It’s worth noting that during the panel Gould never spoke about ownership, and the word only appears on the trust’s website in relationship to the land tax property owners are asked to pay. It’s not that the trust eschews ownership as a strategy, but unlike, say, the “American Dream,” ownership isn’t a value of the trust in its own right. “Sogorea Te’ Land Trust,” Gould explains, “is about re-connecting human beings back to the land, and creating our spiritual places and centers again.” In fact, Ruth Orta, an Ohlone elder, assailed the very idea of land ownership as a value, not just of colonial ownership, but private property as a whole. “As far as I’m concerned about the land, we didn’t own the land,” she says of her ancestors before colonialism.

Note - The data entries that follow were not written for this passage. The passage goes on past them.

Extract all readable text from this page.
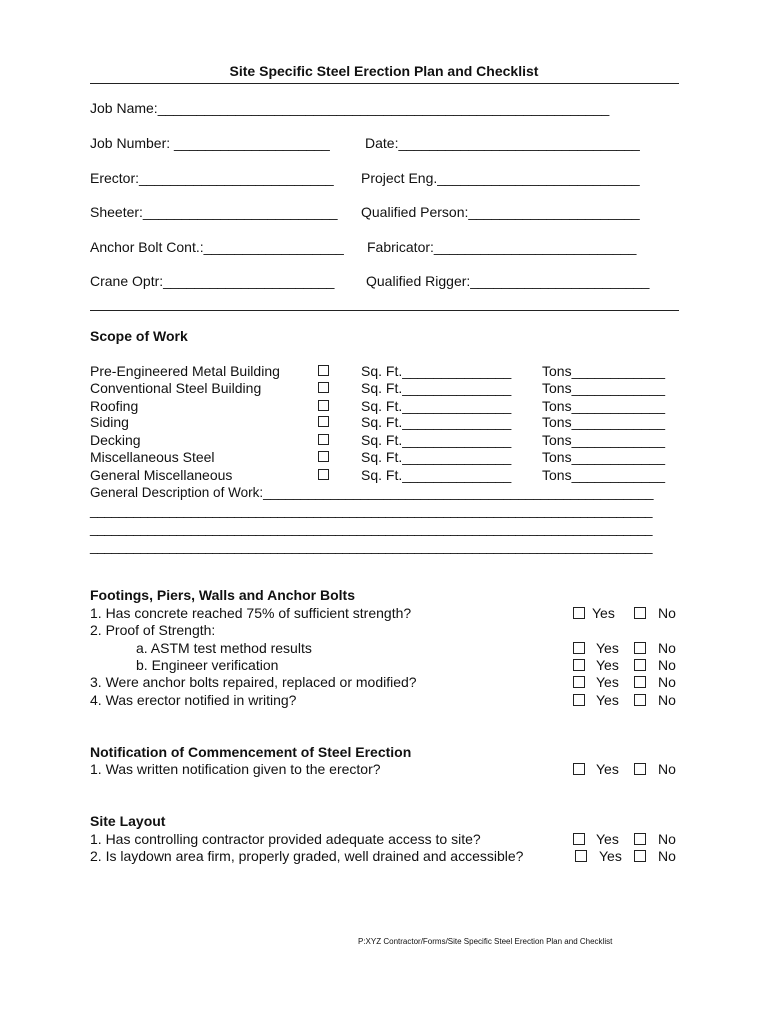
Site Specific Steel Erection Plan and Checklist
Job Name:__________________________________________________________
Job Number: ____________________	Date:_______________________________
Erector:_________________________ Project Eng.__________________________
Sheeter:_________________________ Qualified Person:______________________
Anchor Bolt Cont.:__________________ Fabricator:__________________________
Crane Optr:______________________ Qualified Rigger:_______________________
Scope of Work
Pre-Engineered Metal Building	Sq. Ft.______________ Tons____________
Conventional Steel Building	Sq. Ft.______________ Tons____________
Roofing	Sq. Ft.______________ Tons____________
Siding	Sq. Ft.______________ Tons____________
Decking	Sq. Ft.______________ Tons____________
Miscellaneous Steel	Sq. Ft.______________ Tons____________
General Miscellaneous	Sq. Ft.______________ Tons____________
General Description of Work:____________________________________________________
______________________________________________________________________________
______________________________________________________________________________
______________________________________________________________________________
Footings, Piers, Walls and Anchor Bolts
1. Has concrete reached 75% of sufficient strength?	Yes	No
2. Proof of Strength:
a. ASTM test method results	Yes	No
b. Engineer verification	Yes	No
3. Were anchor bolts repaired, replaced or modified?	Yes	No
4. Was erector notified in writing?	Yes	No
Notification of Commencement of Steel Erection
1. Was written notification given to the erector?	Yes	No
Site Layout
1. Has controlling contractor provided adequate access to site?	Yes	No
2. Is laydown area firm, properly graded, well drained and accessible?	Yes	No
P:XYZ Contractor/Forms/Site Specific Steel Erection Plan and Checklist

Instead of a model of private property, Orta says that Indigenous people “lived here on the land and took care of it.” No Indigenous people, she argued, would have set aside an area and claim, “This is my land.”

Ruth Orta speaking at West Berkeley Shellmound Interfaith Vigil November 6, 2016: Photo credit: Wendy Kenin licensed under CC BY-ND 2.0 (https://creativecommons.org/licenses/by-nd/2.0/)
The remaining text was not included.